Prepare to be scared, tickled and astonished to read the top-searched 2008 queries in New York that address the most random, most embarrassing, most creepy, and most concerning aspects of city life. Here are 10 of the more interesting bits:
Is it illegal to spit on someone in NY?
Who is the Naked Cowboy?
How do I remove auto dealership decals?
Are M-80s illegal in NY?
How do I block my phone number?
Is it illegal to photocopy currency?
How do I induce labor naturally?
Is it illegal to street race in NY?
How can I stalk someone?
How do I pass a polygraph?
Although the rest were somewhat concerning (does the M80 guy want to know for ownership or tattletale purposes?), I find myself compelled to google (cause I'm not an ask.com kinda gal) the naked cowboy.
Per wikipedia:

http://en.wikipedia.org/wiki/Naked_Cowboy
My favorite part of the wiki-entry:
During the 2008 American presidential election Burck was a staunch supporter of John McCain, remarking that the Republican candidate was "older and wiser" than his opponent Barack Obama. (Really? The naked guy is a conservative?) Additionally, on November 22, 2008, he became an ordained minister, and on December 10, 2008 he was officially registered as a marriage officiant by the City of New York. (And, if you want - he'll marry you and your loved one!)

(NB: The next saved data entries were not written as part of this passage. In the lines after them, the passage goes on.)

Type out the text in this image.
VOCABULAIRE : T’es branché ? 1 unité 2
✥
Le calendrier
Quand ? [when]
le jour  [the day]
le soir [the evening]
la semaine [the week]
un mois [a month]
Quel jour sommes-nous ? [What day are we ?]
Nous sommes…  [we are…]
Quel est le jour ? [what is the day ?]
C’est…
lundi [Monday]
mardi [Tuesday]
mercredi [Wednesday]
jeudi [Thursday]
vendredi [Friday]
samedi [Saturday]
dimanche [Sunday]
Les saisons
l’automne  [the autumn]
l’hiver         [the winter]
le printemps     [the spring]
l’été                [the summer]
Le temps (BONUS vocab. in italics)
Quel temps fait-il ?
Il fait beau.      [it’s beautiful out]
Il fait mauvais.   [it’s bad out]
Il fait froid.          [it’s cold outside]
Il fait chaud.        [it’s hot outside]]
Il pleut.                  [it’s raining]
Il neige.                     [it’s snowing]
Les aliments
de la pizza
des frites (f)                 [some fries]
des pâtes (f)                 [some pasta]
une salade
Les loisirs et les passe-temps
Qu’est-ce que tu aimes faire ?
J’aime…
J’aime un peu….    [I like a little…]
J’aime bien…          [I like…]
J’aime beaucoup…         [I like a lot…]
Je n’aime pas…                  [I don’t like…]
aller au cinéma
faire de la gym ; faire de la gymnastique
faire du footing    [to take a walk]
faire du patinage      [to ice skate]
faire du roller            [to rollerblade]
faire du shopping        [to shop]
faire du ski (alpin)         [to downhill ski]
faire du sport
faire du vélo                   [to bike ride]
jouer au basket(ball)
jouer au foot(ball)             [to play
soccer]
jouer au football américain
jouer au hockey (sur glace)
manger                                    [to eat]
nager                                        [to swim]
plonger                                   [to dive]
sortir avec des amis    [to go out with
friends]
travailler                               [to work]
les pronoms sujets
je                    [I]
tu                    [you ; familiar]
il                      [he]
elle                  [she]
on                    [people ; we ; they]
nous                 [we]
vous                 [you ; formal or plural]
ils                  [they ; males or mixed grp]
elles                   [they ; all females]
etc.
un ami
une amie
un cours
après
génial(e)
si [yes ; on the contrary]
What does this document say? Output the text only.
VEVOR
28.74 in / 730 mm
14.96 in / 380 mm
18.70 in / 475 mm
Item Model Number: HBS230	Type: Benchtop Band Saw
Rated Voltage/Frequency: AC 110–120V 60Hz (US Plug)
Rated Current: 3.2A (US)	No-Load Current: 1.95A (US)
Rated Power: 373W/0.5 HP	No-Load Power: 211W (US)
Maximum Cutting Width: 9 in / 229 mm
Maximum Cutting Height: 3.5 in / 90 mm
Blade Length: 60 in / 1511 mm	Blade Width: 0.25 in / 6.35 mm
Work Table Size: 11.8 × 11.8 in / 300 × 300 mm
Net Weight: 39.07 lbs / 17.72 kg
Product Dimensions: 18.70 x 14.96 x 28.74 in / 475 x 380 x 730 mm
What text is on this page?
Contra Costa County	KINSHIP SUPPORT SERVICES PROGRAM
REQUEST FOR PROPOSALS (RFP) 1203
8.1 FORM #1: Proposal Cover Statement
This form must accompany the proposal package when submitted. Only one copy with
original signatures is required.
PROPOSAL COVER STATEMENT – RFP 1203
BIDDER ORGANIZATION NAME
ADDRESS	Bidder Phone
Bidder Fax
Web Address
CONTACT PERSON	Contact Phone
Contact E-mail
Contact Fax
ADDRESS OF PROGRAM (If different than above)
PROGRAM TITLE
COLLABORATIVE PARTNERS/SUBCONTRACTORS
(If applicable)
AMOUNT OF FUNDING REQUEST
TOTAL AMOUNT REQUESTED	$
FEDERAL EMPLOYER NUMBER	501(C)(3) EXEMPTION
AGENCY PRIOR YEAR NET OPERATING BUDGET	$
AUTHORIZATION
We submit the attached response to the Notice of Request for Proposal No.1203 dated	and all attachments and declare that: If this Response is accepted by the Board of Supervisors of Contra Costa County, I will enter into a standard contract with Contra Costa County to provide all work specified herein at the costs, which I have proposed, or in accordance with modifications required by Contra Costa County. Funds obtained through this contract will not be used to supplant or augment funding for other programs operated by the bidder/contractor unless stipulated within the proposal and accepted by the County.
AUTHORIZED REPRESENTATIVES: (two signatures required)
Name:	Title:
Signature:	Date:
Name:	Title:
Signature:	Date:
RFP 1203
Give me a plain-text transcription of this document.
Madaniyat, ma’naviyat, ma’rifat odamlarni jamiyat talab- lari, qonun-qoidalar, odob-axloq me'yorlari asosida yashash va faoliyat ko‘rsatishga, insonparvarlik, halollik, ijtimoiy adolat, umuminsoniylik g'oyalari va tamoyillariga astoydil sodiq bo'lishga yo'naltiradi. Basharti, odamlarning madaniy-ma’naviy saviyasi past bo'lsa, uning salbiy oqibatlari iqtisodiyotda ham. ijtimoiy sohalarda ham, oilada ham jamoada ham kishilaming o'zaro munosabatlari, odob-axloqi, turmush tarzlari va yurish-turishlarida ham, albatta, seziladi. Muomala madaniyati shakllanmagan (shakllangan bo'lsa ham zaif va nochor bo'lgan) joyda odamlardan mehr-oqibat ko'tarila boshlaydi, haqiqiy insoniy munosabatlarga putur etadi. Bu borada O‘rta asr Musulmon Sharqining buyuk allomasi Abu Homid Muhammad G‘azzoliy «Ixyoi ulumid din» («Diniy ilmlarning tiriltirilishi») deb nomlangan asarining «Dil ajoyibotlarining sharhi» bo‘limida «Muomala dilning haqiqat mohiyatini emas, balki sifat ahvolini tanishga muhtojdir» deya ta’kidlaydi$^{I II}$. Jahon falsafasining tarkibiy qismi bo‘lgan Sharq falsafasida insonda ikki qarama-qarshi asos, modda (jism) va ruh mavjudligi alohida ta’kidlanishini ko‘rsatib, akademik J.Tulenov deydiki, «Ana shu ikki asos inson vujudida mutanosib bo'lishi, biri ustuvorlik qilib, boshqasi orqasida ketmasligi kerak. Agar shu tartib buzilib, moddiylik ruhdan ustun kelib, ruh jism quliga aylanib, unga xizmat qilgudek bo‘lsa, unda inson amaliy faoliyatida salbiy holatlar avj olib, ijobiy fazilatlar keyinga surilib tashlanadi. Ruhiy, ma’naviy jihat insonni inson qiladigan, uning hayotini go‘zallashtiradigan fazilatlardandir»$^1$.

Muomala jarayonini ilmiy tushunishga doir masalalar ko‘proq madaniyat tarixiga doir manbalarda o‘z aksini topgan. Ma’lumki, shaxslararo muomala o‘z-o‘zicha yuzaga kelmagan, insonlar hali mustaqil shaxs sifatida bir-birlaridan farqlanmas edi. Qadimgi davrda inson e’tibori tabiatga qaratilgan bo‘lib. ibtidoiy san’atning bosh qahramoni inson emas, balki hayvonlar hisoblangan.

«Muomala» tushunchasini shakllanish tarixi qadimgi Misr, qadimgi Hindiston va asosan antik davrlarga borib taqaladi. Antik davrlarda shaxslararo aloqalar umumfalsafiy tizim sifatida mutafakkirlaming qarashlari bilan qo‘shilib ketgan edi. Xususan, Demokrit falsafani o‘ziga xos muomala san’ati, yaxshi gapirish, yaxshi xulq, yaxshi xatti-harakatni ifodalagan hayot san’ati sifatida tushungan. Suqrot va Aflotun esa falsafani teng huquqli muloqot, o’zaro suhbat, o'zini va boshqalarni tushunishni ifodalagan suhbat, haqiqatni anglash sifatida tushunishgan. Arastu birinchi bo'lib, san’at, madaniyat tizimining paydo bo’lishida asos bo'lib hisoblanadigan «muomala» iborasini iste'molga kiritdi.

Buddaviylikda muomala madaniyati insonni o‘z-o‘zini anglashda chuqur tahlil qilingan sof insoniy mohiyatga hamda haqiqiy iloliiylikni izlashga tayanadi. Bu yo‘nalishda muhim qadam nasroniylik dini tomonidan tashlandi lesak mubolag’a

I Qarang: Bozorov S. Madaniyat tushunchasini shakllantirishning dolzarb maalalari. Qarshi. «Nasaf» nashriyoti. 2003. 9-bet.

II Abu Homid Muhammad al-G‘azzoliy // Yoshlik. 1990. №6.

Moving on. I'm visiting Jameson von Monkey Man in July - and I can't wait! I haven't seen him since early May! Now, the only thing I'm NOT looking forward to is being seen next to him in a bathing suit. There. I said it. My greek god boyfriend puts me to shame. LOL But I don't care because I get to see him!!!!!!!!!!!!!!! In the same vein, I've been trying to exercise as much as my body will allow - and it's ridiculously frustrating. No complaints - I am doing it. Maybe I should just take a cue from the 'almost naked man' and not give a damn?
Another random: I read post secret this past Sunday (yes, Jameson, I did. Sue me.) and someone sent in this secret: "When I see a penny as tails, I flip it over as heads. I hope you find one."
1) How is this a secret?
2) Unless you pick up the penny - see #3? (... all day long you have good luck.)
3) ... isn't this what everyone does?
Just my 1 cent. LOL
And I retire on that thought.
4 comments:
She looks HOT in the bikini, Mr. von Monkey Man. Tell her about 5 times just to piss her off ;)
sandpaper works great to get rid of the decals, just gotta scrub real hard.
HAHA I wondered if anyone would try to answer the other New Yorker's questions?! (Great tip!)
forgot to mention, it will take the paint off as well.